With this rapid adoption, there are obviously a range of important challenges. What has been at the top of public debate has been the fears about government surveillance and control, as seen in debates about facial recognition, autonomous weapons, and the use of risk assessment scores for life-altering bail, sentencing, and parole decisions.
Our report goes beyond this and documents a range of other challenges when you dig past the headline-grabbing cases. First and foremost, government agencies often lack the human capital to take advantage of rapid advances in technology. One agency couldn’t explain its errors because it didn’t have access to proprietary source code. Makeshift solutions and insecure AI can put people at risk.
Second, there are unique legal constraints when the government makes decisions. Government agencies have to explain decisions, but such explanations become increasingly difficult as algorithmic decision making systems displace human judgment. As AI tools proliferate in federal agencies, they must ensure accountability and fidelity to legal norms of transparency, explanation, and non-discrimination, and building out such systems that function effectively within the complex human and institutional environment becomes increasingly important.
Is open-sourcing AI code used by the federal government a good idea?
There are instances when open-sourcing code can make sense from a transparency and accountability perspective. But there are other instances where open sources can introduce challenges. In the enforcement context, for instance, publishing the model used to identify tax cheats could enable adversarial attacks and gaming.
How does federal use of AI exacerbate public anxiety about government?
A long-term concern is that AI can widen the gap between the haves and the have-nots, and fuel political worries.
As government increasingly employs AI, unless we do so with proper safeguards, well-financed and technologically savvy groups could exploit these tools. That, in turn, could disadvantage those with fewer resources or technological capital.
Our report points to the importance of internal accountability: at agencies that are the most sophisticated in developing these tools, there is an internal culture to challenge, test, and explain new tools, which is critical for trustworthiness of these systems. If the public believes the system is rigged, political support for tech-savvy government may evaporate.
What are some of your recommendations?
As the government leans more and more on AI, we have to develop and adapt mechanisms for accountability, transparency, and fairness. In some instances, more vetting can be done when an agency adopts AI at the rulemaking stage. Judges will increasingly be grappling with these issues as these tools get challenged in court.
We believe one basic approach would be requiring federal agencies to benchmark AI tools, reserving some decisions for conventional (human) decision making and comparing such outcomes to ones aided by AI tools.
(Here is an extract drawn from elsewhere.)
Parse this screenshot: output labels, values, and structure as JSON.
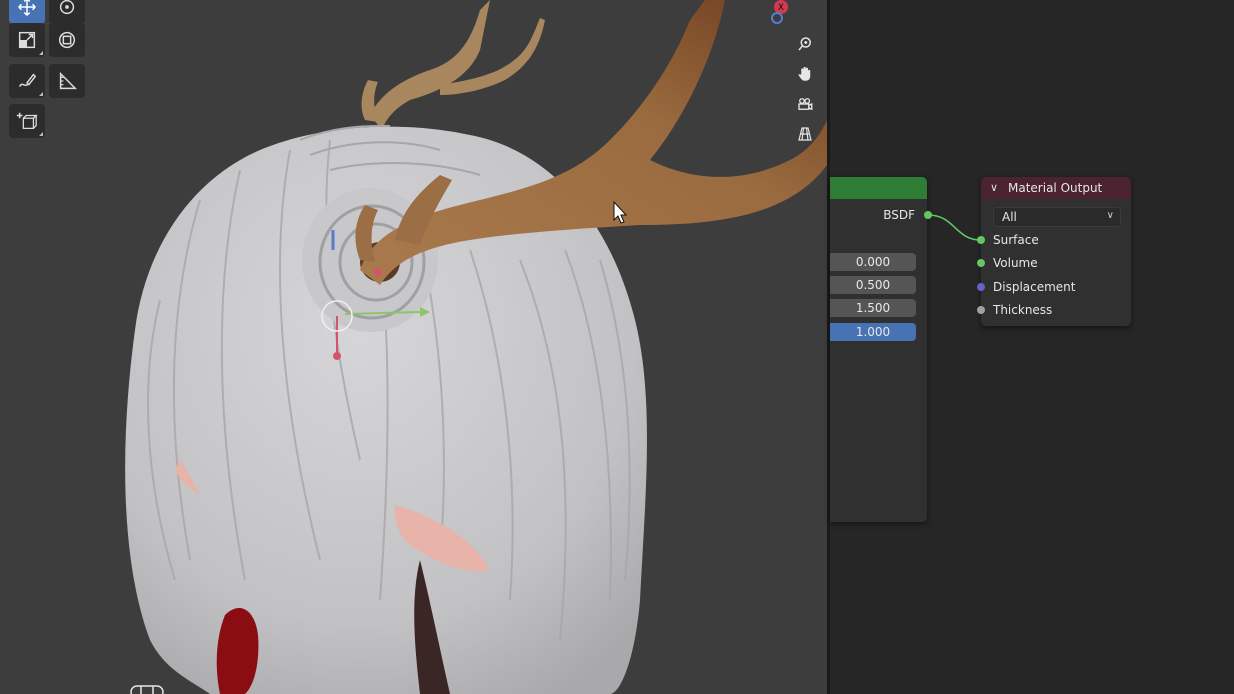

Such a “human-alongside-the-loop” approach could smoke out the potential for bias, arbitrariness, and error, increasing the trustworthiness of these tools to officials, legislators, judges, and the public.
Like any powerful tool, AI has the potential to make things better or worse. The key is having a clear understanding of the landscape, and convening an open discussion on our next move as a society.
What’s next for your research?
I’m excited to be working with the HAI community around issues of AI Governance, as the report underscores the importance of human-centered AI. At HAI, we are in the process of building out a policy initiative so that we can prepare the next generation of technologists and policymakers to wrestle with these issues with a rigorous understanding of AI and law.
At the RegLab, we are working on addressing some of these basic challenges of public sector AI by building partnerships with government agencies to enable government to adapt cutting edge AI to envision the future of data-driven, effective, humane, and fair governance.